La Società italiana di medicina respiratoria ha stimato che in Italia siano circa 8 milioni a soffrire di malattie respiratorie e calcola che nel 2020 ne soffrirà circa il 45% della popolazione.

Secondo gli allergologi della SIMER (Società Italiana medicina respiratoria), le allergie d’autunno si intensificano, in particolare quelle agli acari della polvere e al polline dalla Parietaria, che provoca asma e riniti allergiche a chi ne è soggetto.

Ma quali sono gli accorgimenti che i soggetti allergici, in questo periodo, devono tenere?

Il ruolo della vitamina D nel nostro organismo è fondamentale per aiutare il calcio a fissarsi nelle ossa, è in grado di agire in altri distretti quali: muscoli, occhi, cuore, polmoni e sulla proliferazione cellulare.

La vitamina D, è nota anche come “vitamina del sole”, perché i raggi solari sono in grado di far attivare, al nostro fisico, la sua produzione. Quindi, proprio in questo periodo dove l’attività del sole è meno intensa, il nostro fisico non ne produce. La carenza di questa vitamina, può provocare problemi alle ossa e all’aggravamento di patologie: l’ipertensione, irregolarità del ritmo cardiaco e la riacutizzazione dell’asma.

Il compito della vitamina D, inoltre, è quello di tenere sotto controllo la comparsa di malattie autoimmuni, il diabete di tipo-1, e lo sviluppo di alcuni tumori (colon, prostata, polmoni, sistema linfatico e al seno). Gli esperti, consigliano di trascorrere almeno 20 minuti al giorno all’aria aperta, quando c’è il sole, per far attivare nel nostro corpo la produzione di vitamina D; ma visto che le stagioni autunno-inverno non lo permettono, sia per le giornate uggiose , sia per i vari impegni quotidiani, allora l’alternativa resta quella di assumere alimenti contenenti questa vitamina.

Un altro gesto molto utile è intensificare le pulizie di casa: con l’arrivo della stagione fredda si passa più tempo in casa ed è importante che ogni ambiente sia pulito e privo di acari e muffe.
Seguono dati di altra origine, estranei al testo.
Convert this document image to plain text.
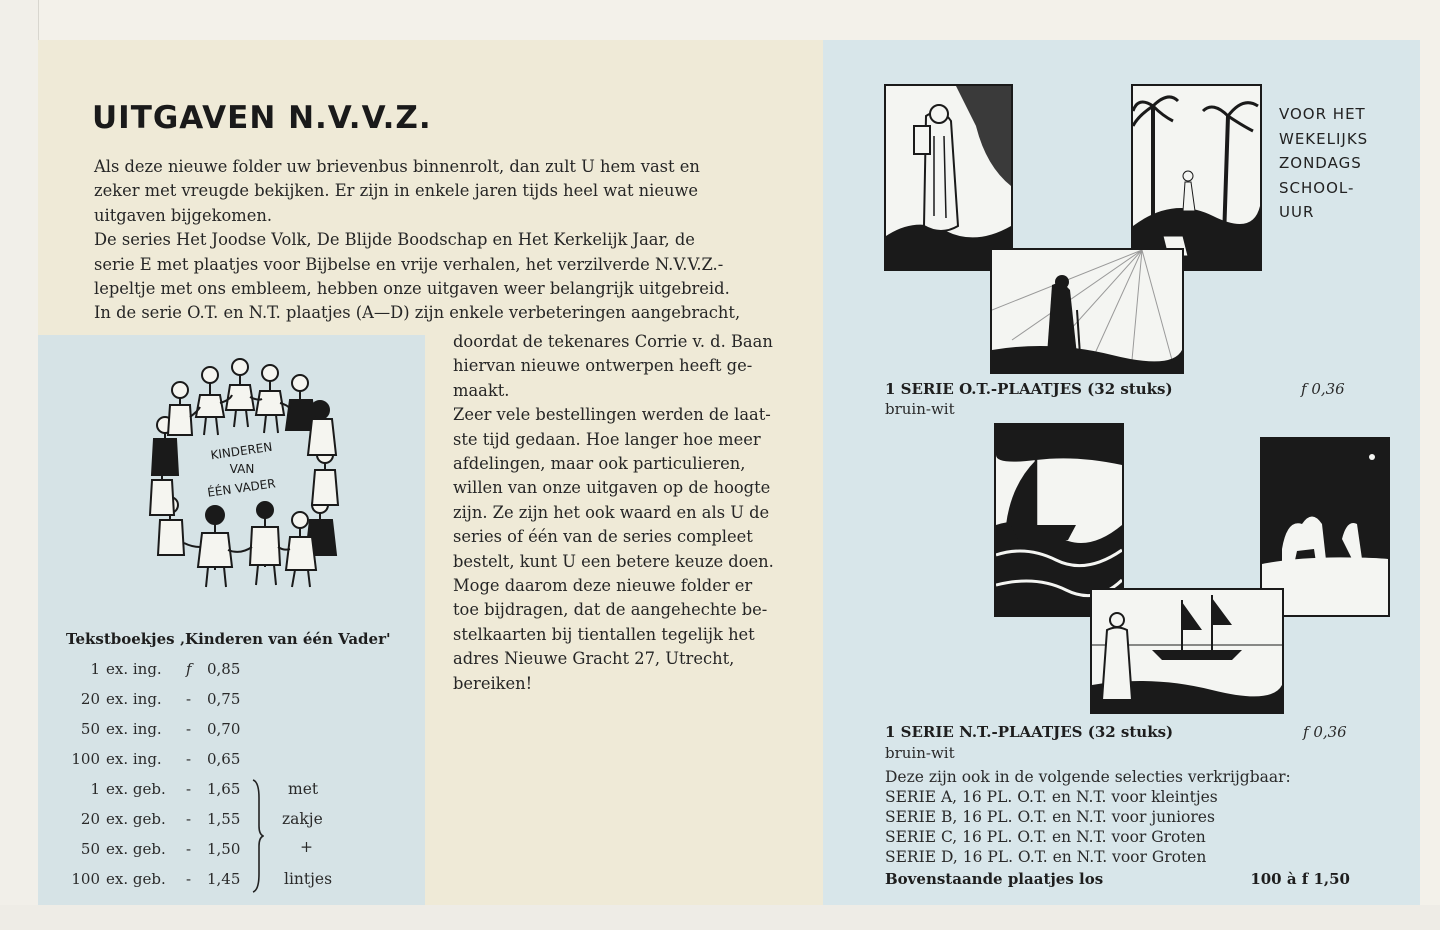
UITGAVEN N.V.V.Z.

Als deze nieuwe folder uw brievenbus binnenrolt, dan zult U hem vast en
zeker met vreugde bekijken. Er zijn in enkele jaren tijds heel wat nieuwe
uitgaven bijgekomen.
De series Het Joodse Volk, De Blijde Boodschap en Het Kerkelijk Jaar, de
serie E met plaatjes voor Bijbelse en vrije verhalen, het verzilverde N.V.V.Z.-
lepeltje met ons embleem, hebben onze uitgaven weer belangrijk uitgebreid.
In de serie O.T. en N.T. plaatjes (A—D) zijn enkele verbeteringen aangebracht,

doordat de tekenares Corrie v. d. Baan
hiervan nieuwe ontwerpen heeft ge-
maakt.
Zeer vele bestellingen werden de laat-
ste tijd gedaan. Hoe langer hoe meer
afdelingen, maar ook particulieren,
willen van onze uitgaven op de hoogte
zijn. Ze zijn het ook waard en als U de
series of één van de series compleet
bestelt, kunt U een betere keuze doen.
Moge daarom deze nieuwe folder er
toe bijdragen, dat de aangehechte be-
stelkaarten bij tientallen tegelijk het
adres Nieuwe Gracht 27, Utrecht,
bereiken!

KINDEREN
VAN
ÉÉN VADER
Tekstboekjes ‚Kinderen van één Vader'
1 ex. ing. f 0,85
20 ex. ing. - 0,75
50 ex. ing. - 0,70
100 ex. ing. - 0,65
1 ex. geb. - 1,65
20 ex. geb. - 1,55
50 ex. geb. - 1,50
100 ex. geb. - 1,45
met
zakje
+
lintjes
VOOR HET
WEKELIJKS
ZONDAGS
SCHOOL-
UUR

1 SERIE O.T.-PLAATJES (32 stuks)	f 0,36

bruin-wit

1 SERIE N.T.-PLAATJES (32 stuks)	f 0,36

bruin-wit

Deze zijn ook in de volgende selecties verkrijgbaar:
SERIE A, 16 PL. O.T. en N.T. voor kleintjes
SERIE B, 16 PL. O.T. en N.T. voor juniores
SERIE C, 16 PL. O.T. en N.T. voor Groten
SERIE D, 16 PL. O.T. en N.T. voor Groten
Bovenstaande plaatjes los	100 à f 1,50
Si può anche pensare di vaccinarsi contro la pneumococcia, virus responsabile di polmonite e delle infezioni da pneumococco; consigliata fino ad ora solo per i bambini, oggi si raccomanda di vaccinarsi anche alla persone che hanno più di 50 anni e possono quindi incorrere nelle complicazioni della polmonite. Anche le persone che soffrono di diabete e problemi cardiaci dovrebbero pensare alla vaccinazione per evitare malattie respiratorie.